Si a alguien le resulta imposible hacerlo en este intervalo de tiempo, puede igualmente lucrar la indulgencia para sí o para las almas del purgatorio cualquier día del año, observando las condiciones prescritas por la Iglesia.
(Pongamos un ejemplo: uno puede confesarse el día primero de agosto, visitar el templo o la capilla franciscana el día 2 del mismo mes y participar en la Misa recibiendo la Comunión y orando por las intenciones del Papa. Cada vez se gana una indulgencia plenaria y no pueden ganarse dos en el mismo día, excepto en caso de peligro de muerte)
Dios nos otorga no solo la gracia del Perdón, sino también la de la total remisión de las heridas que el pecado produce en nosotros (las marcas del pecado);
y de este modo la persona queda liberada, redimida, a punto para ingresar en el Cielo.
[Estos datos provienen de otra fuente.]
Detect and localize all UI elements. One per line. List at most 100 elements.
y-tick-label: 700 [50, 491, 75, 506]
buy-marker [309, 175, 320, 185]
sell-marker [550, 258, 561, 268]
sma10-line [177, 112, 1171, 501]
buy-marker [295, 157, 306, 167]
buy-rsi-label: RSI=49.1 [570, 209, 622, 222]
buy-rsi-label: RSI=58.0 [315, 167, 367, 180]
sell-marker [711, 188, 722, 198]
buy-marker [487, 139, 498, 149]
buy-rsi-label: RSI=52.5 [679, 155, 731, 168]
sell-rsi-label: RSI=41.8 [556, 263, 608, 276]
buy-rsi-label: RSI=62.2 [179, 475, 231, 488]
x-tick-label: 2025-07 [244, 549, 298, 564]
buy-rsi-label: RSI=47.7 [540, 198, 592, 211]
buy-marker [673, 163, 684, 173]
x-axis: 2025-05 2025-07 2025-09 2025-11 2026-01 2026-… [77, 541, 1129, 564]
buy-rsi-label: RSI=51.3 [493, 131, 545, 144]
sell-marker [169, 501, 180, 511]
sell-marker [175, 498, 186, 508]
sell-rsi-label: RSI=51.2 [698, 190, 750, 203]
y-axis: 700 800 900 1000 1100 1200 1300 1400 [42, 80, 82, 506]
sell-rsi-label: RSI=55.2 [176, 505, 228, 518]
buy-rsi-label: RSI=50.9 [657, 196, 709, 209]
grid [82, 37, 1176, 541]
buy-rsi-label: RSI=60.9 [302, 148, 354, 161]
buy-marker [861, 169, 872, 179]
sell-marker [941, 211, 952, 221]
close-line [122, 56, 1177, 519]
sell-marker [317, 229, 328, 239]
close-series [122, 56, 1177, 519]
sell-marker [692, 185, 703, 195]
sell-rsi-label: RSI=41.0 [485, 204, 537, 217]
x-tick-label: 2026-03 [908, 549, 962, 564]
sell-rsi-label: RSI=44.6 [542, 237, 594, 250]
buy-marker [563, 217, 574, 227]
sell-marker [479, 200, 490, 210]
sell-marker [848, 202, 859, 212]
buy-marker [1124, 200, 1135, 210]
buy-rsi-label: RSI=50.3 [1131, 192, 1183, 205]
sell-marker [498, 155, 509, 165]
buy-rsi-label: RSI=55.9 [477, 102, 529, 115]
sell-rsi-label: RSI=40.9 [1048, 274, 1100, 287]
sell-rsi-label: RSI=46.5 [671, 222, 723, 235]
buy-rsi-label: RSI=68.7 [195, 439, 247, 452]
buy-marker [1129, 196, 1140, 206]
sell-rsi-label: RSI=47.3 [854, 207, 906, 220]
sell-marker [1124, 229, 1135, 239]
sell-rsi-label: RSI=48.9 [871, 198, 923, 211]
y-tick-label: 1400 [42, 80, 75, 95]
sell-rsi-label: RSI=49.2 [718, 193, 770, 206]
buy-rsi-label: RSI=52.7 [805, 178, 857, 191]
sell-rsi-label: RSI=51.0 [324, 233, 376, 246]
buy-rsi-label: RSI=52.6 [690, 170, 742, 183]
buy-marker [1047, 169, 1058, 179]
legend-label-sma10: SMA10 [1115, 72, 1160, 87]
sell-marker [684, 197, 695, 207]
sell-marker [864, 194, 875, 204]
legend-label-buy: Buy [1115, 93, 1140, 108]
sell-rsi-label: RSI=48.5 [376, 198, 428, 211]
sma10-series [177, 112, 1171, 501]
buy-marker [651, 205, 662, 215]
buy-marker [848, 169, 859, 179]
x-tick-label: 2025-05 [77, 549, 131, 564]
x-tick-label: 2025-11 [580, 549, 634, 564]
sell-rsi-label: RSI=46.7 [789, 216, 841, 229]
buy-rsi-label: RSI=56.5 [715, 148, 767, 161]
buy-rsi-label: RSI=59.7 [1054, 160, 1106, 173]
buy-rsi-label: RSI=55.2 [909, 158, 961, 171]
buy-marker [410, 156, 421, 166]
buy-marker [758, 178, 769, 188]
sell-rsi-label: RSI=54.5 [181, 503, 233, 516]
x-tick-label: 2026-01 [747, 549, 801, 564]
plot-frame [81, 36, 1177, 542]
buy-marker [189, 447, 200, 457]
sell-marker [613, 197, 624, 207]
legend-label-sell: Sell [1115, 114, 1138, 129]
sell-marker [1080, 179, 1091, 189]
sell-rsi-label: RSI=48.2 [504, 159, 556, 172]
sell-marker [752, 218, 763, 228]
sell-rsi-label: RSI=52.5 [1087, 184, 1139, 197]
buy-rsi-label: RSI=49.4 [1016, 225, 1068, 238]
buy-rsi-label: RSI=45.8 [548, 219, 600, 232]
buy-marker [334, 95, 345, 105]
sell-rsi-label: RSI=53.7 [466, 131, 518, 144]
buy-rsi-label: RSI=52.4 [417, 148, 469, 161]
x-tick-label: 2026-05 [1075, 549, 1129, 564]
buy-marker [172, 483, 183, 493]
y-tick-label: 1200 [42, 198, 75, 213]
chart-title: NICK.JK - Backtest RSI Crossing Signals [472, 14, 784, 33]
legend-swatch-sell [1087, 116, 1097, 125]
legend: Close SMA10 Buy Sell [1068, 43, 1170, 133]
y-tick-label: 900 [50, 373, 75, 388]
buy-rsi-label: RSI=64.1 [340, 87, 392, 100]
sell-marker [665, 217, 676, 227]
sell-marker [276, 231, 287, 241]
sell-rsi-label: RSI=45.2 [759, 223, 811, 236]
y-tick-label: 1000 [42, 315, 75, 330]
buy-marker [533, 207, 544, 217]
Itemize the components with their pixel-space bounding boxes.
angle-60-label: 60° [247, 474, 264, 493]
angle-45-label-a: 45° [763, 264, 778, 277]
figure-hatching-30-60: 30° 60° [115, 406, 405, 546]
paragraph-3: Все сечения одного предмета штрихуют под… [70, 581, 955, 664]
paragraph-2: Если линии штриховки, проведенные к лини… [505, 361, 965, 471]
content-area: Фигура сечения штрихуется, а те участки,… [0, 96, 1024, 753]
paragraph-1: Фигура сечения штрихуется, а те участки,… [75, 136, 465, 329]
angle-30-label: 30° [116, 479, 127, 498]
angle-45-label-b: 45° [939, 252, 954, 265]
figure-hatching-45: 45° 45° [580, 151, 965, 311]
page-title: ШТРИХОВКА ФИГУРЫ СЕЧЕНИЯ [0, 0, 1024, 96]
En todas las iglesias, capillas y casas franciscanas de España y del resto del mundo, los pecadores podemos obtener siempre el perdón de Dios y experimentar su misericordia y su paz.
Tan sencillo como confesándonos con un sacerdote, participando en la Santa Misa, recbiendo la Comunión y orando por las intenciones del Papa y también por nuestras intenciones particulares y por las intenciones de las almas más necesitadas espiritual y corporalmente.
¿Por qué no aprovechar el mes de agosto para realizar una buena confesión y cumplir los demás requisitos que la Iglesia exige para estas ocasiones?
Nueve siglos nos separan de aquel año de 1216, pero la misericordia de Dios nunca se agota, sino que su compasión por todos nosotros siempre se renueva, se renueva cada día y cada vez que nos acercamos a Él con el corazón humillado y quebrantado.
Demos gracias al Señor porque es bueno,
porque es eterna su misericordia.
Demos gracias a la Santísima Virgen de los Ángeles, que siempre ruega por nosotros y nos cuida.
Demos gracias a los santos Francisco y Clara de Asís, amigos fuertes de Dios y de todas las almas.
Y con los ángeles y los santos, bendigamos siempre al Dios vivo y verdadero, porque es eterna su misericordia y su gracia nunca se agota.
P. José Vicente Martínez, agosto de 2022.